Déroulement du projet
Depuis octobre 2015, le groupe a tenu vingt-deux réunions. Les dix premières réunions (qui se déroulaient un mercredi sur deux) ont naturellement eu la forme d’un groupe d’entraide et se sont déroulées au salon communautaire du SQUAT Basse-Ville. Les participantes parlaient des défis auxquels elles faisaient face dans leur vie quotidienne. Elles ont abordé entre autres les thèmes ou sujets de conflits dans le cadre de leur relation intime, par exemple l’argent de même que la consommation de drogue et d’alcool. Les discussions autour de ces thèmes menant souvent à des actes de violence de la part de leur partenaire, les participantes en sont souvent venues à réfléchir ensemble sur la question du « cercle vicieux » — pour reprendre leurs mots — de la violence, de même que sur les possibilités de s’en sortir. Dans le cadre de ces rencontres, le groupe a également créé une affiche de style scrapbook pour exprimer ce que la violence de la part d’un partenaire intime signifie pour elles. Elles ont également été amenées à discuter de l’instabilité du soutien financier offert par le gouvernement et de l’impact que cela pouvait avoir sur leurs conditions de vie.
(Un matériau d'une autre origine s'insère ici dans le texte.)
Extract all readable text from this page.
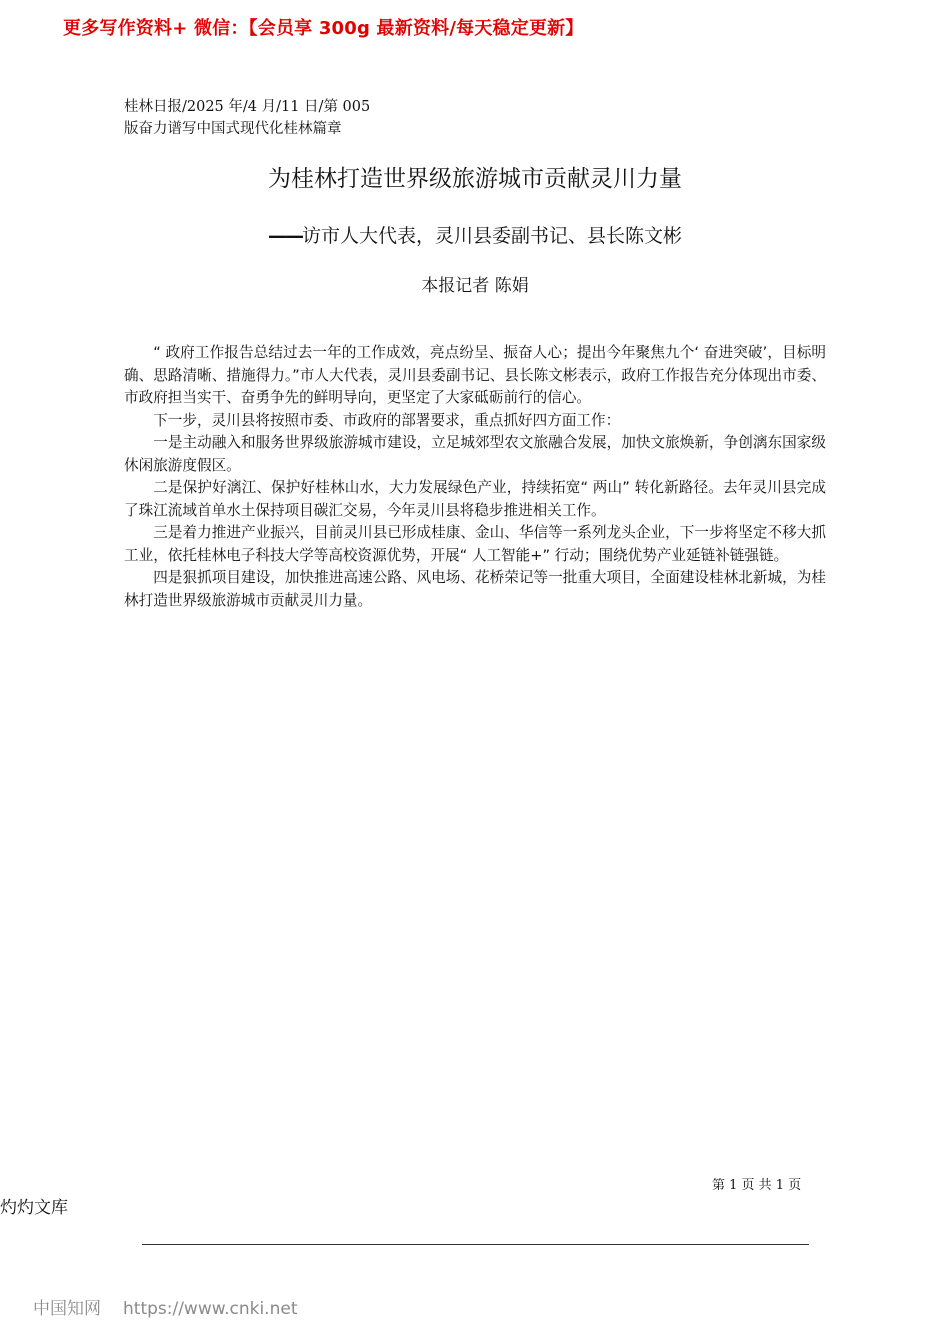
更多写作资料+ 微信：【会员享 300g 最新资料/每天稳定更新】
桂林日报/2025 年/4 月/11 日/第 005
版奋力谱写中国式现代化桂林篇章
为桂林打造世界级旅游城市贡献灵川力量
——访市人大代表，灵川县委副书记、县长陈文彬
本报记者 陈娟

“ 政府工作报告总结过去一年的工作成效，亮点纷呈、振奋人心；提出今年聚焦九个‘ 奋进突破’，目标明确、思路清晰、措施得力。”市人大代表，灵川县委副书记、县长陈文彬表示，政府工作报告充分体现出市委、市政府担当实干、奋勇争先的鲜明导向，更坚定了大家砥砺前行的信心。

下一步，灵川县将按照市委、市政府的部署要求，重点抓好四方面工作：

一是主动融入和服务世界级旅游城市建设，立足城郊型农文旅融合发展，加快文旅焕新，争创漓东国家级休闲旅游度假区。

二是保护好漓江、保护好桂林山水，大力发展绿色产业，持续拓宽“ 两山” 转化新路径。去年灵川县完成了珠江流域首单水土保持项目碳汇交易，今年灵川县将稳步推进相关工作。

三是着力推进产业振兴，目前灵川县已形成桂康、金山、华信等一系列龙头企业，下一步将坚定不移大抓工业，依托桂林电子科技大学等高校资源优势，开展“ 人工智能+” 行动；围绕优势产业延链补链强链。

四是狠抓项目建设，加快推进高速公路、风电场、花桥荣记等一批重大项目，全面建设桂林北新城，为桂林打造世界级旅游城市贡献灵川力量。

第 1 页 共 1 页
灼灼文库
中国知网 https://www.cnki.net
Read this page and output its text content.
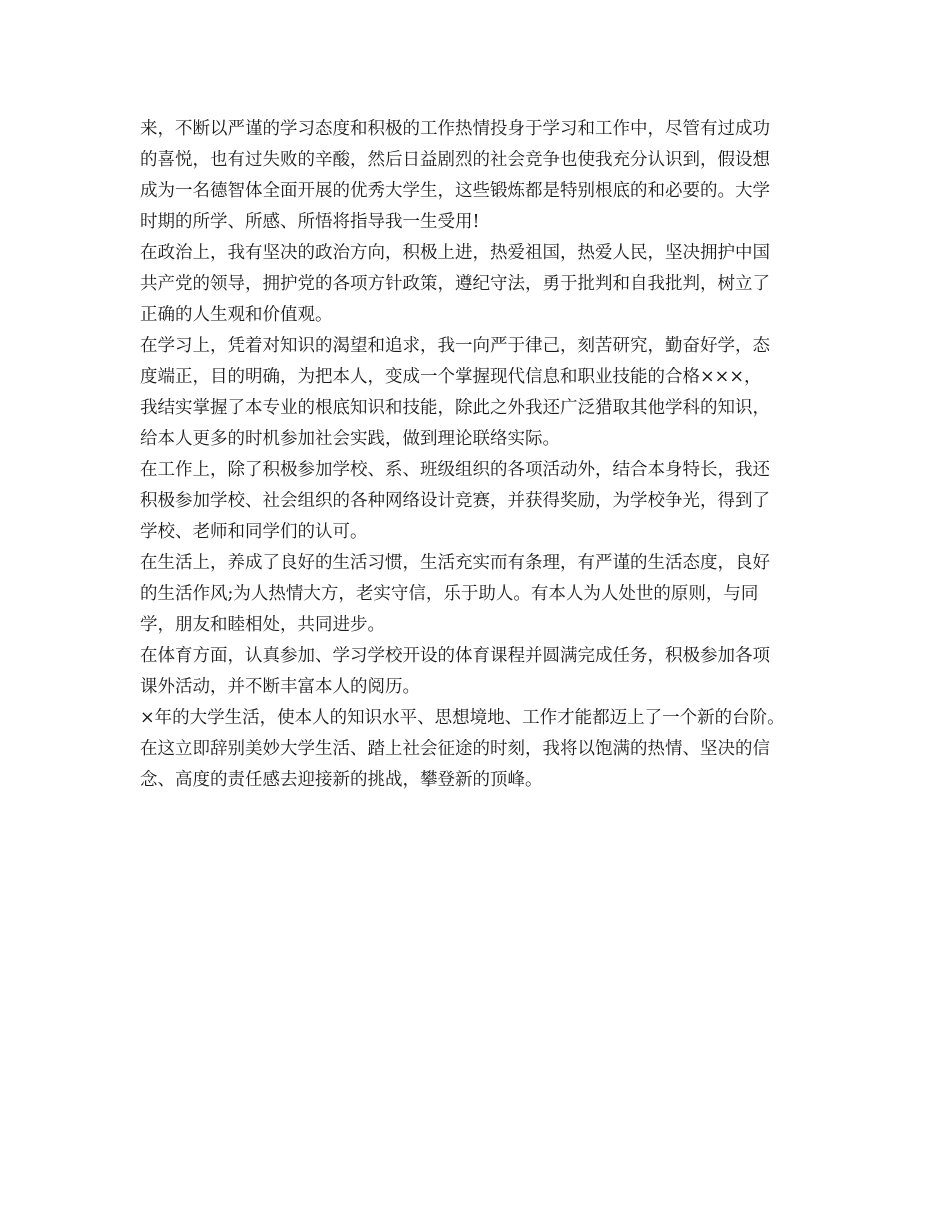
来，不断以严谨的学习态度和积极的工作热情投身于学习和工作中，尽管有过成功
的喜悦，也有过失败的辛酸，然后日益剧烈的社会竞争也使我充分认识到，假设想
成为一名德智体全面开展的优秀大学生，这些锻炼都是特别根底的和必要的。大学
时期的所学、所感、所悟将指导我一生受用!
在政治上，我有坚决的政治方向，积极上进，热爱祖国，热爱人民，坚决拥护中国
共产党的领导，拥护党的各项方针政策，遵纪守法，勇于批判和自我批判，树立了
正确的人生观和价值观。
在学习上，凭着对知识的渴望和追求，我一向严于律己，刻苦研究，勤奋好学，态
度端正，目的明确，为把本人，变成一个掌握现代信息和职业技能的合格×××，
我结实掌握了本专业的根底知识和技能，除此之外我还广泛猎取其他学科的知识，
给本人更多的时机参加社会实践，做到理论联络实际。
在工作上，除了积极参加学校、系、班级组织的各项活动外，结合本身特长，我还
积极参加学校、社会组织的各种网络设计竞赛，并获得奖励，为学校争光，得到了
学校、老师和同学们的认可。
在生活上，养成了良好的生活习惯，生活充实而有条理，有严谨的生活态度，良好
的生活作风;为人热情大方，老实守信，乐于助人。有本人为人处世的原则，与同
学，朋友和睦相处，共同进步。
在体育方面，认真参加、学习学校开设的体育课程并圆满完成任务，积极参加各项
课外活动，并不断丰富本人的阅历。
×年的大学生活，使本人的知识水平、思想境地、工作才能都迈上了一个新的台阶。
在这立即辞别美妙大学生活、踏上社会征途的时刻，我将以饱满的热情、坚决的信
念、高度的责任感去迎接新的挑战，攀登新的顶峰。
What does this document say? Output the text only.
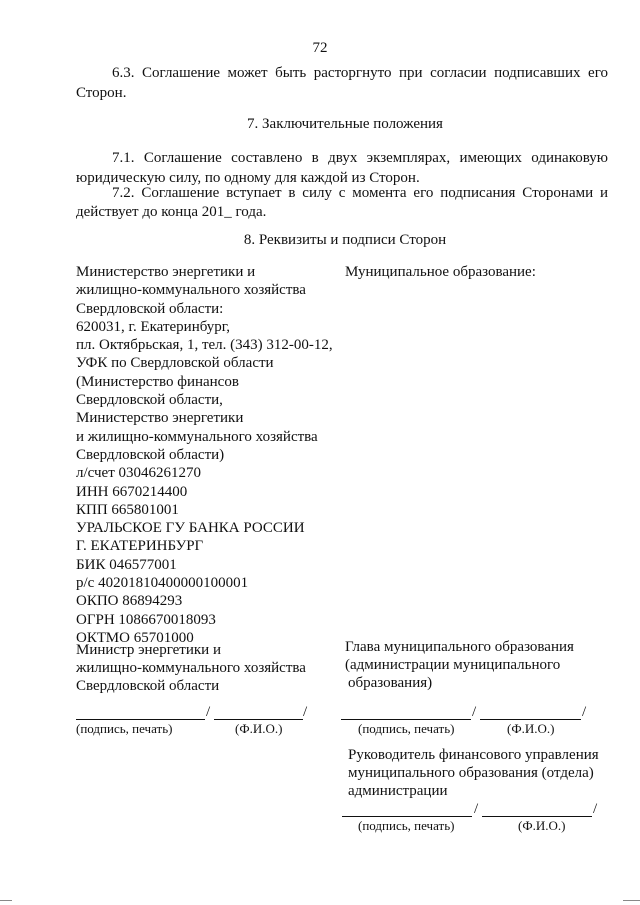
72
6.3. Соглашение может быть расторгнуто при согласии подписавших его
Сторон.
7. Заключительные положения
7.1. Соглашение составлено в двух экземплярах, имеющих одинаковую
юридическую силу, по одному для каждой из Сторон.
7.2. Соглашение вступает в силу с момента его подписания Сторонами и
действует до конца 201_ года.
8. Реквизиты и подписи Сторон
Министерство энергетики и
жилищно-коммунального хозяйства
Свердловской области:
620031, г. Екатеринбург,
пл. Октябрьская, 1, тел. (343) 312-00-12,
УФК по Свердловской области
(Министерство финансов
Свердловской области,
Министерство энергетики
и жилищно-коммунального хозяйства
Свердловской области)
л/счет 03046261270
ИНН 6670214400
КПП 665801001
УРАЛЬСКОЕ ГУ БАНКА РОССИИ
Г. ЕКАТЕРИНБУРГ
БИК 046577001
р/с 40201810400000100001
ОКПО 86894293
ОГРН 1086670018093
ОКТМО 65701000
Муниципальное образование:
Министр энергетики и
жилищно-коммунального хозяйства
Свердловской области
Глава муниципального образования
(администрации муниципального
образования)
/	/
(подпись, печать)	(Ф.И.О.)
/	/
(подпись, печать)	(Ф.И.О.)
Руководитель финансового управления
муниципального образования (отдела)
администрации
/	/
(подпись, печать)	(Ф.И.О.)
Certains articles de journaux de même que des faits d’actualité soulevés par certains membres du groupe ont également été discutés. Pensons entre autres à la chronique de Richard Martineau intitulée « Les filles c’est nono », dans laquelle il aborde le fait qu’une fille/femme reste auprès d’un garçon/homme même lorsque celui-ci a été violent avec elle, une chronique qui a suscité la colère des participantes.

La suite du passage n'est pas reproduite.